Rückblick auf 2010 und Höhepunkte für 2011

31-01-2011
Zsuzsanna Jakab, WHO-Regionaldirektorin für Europa, und John Dalli, EU-Kommissar für Gesundheit und Verbraucherpolitik, tauschen unterzeichnete Exemplare der gemeinsamen Erklärung aus (Foto: WHO/D. Ternovoy)

Zsuzsanna Jakab, WHO-Regionaldirektorin für Europa, trat ihre fünfjährige Amtszeit vor genau einem Jahr, am 1. Februar 2010, an.

„Nun, da das Jahr 2011 voranschreitet und das erste Jahr meiner Amtszeit als WHO-Regionaldirektorin für Europa zu Ende geht, ist es an der Zeit, über einige der erreichten Erfolge wie auch über zukünftige Entwicklungen nachzudenken. 2010 war ein Jahr der Anpassung und des Wandels voller bemerkenswerter Erfolge, stand aber auch im Zeichen mehrerer schwerwiegender Krisen im Gesundheitsbereich.

Ich freue mich, dass wir jetzt über ein klares Mandat für die Entwicklung einer neuen Gesundheitspolitik für die Europäische Region verfügen, und das Regionalbüro bemüht sich um engere Beziehungen mit seinen Partnerorganisationen und Mitgliedstaaten.
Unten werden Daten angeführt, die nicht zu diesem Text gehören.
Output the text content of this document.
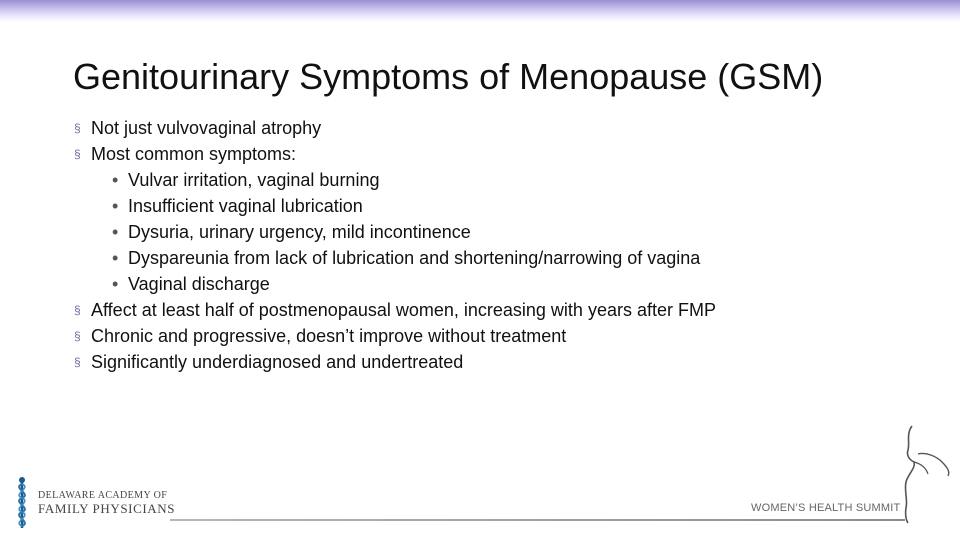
Genitourinary Symptoms of Menopause (GSM)
§ Not just vulvovaginal atrophy
§ Most common symptoms:
• Vulvar irritation, vaginal burning
• Insufficient vaginal lubrication
• Dysuria, urinary urgency, mild incontinence
• Dyspareunia from lack of lubrication and shortening/narrowing of vagina
• Vaginal discharge
§ Affect at least half of postmenopausal women, increasing with years after FMP
§ Chronic and progressive, doesn’t improve without treatment
§ Significantly underdiagnosed and undertreated
DELAWARE ACADEMY OF
FAMILY PHYSICIANS	WOMEN’S HEALTH SUMMIT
Neben unserer ehrgeizigen gesundheitspolitischen Agenda wird das kommende Jahr sicher weitere Herausforderungen bringen, denen ich mich gerne zusammen mit Ihnen stellen werde.“

Fünf Höhepunkte im Jahr 2011

 

Erste Tagung des Europäischen Forums für Gesundheitspolitik auf der Ebene hochrangiger Regierungsvertreter zur Erörterung der neuen europäischen Gesundheitspolitik „Gesundheit 2020“

9. März 2011
Auf einer Tagung in Andorra werden hochrangige Vertreter der 53 Mitgliedstaaten der WHO in der Europäischen Region (Staatssekretäre, Stellvertretende Minister, Generaldirektoren für Gesundheit, Leitende Medizinalbeamte) den Prozess zur Ausarbeitung des Konzeptes von „Gesundheit 2020“ in Gang bringen.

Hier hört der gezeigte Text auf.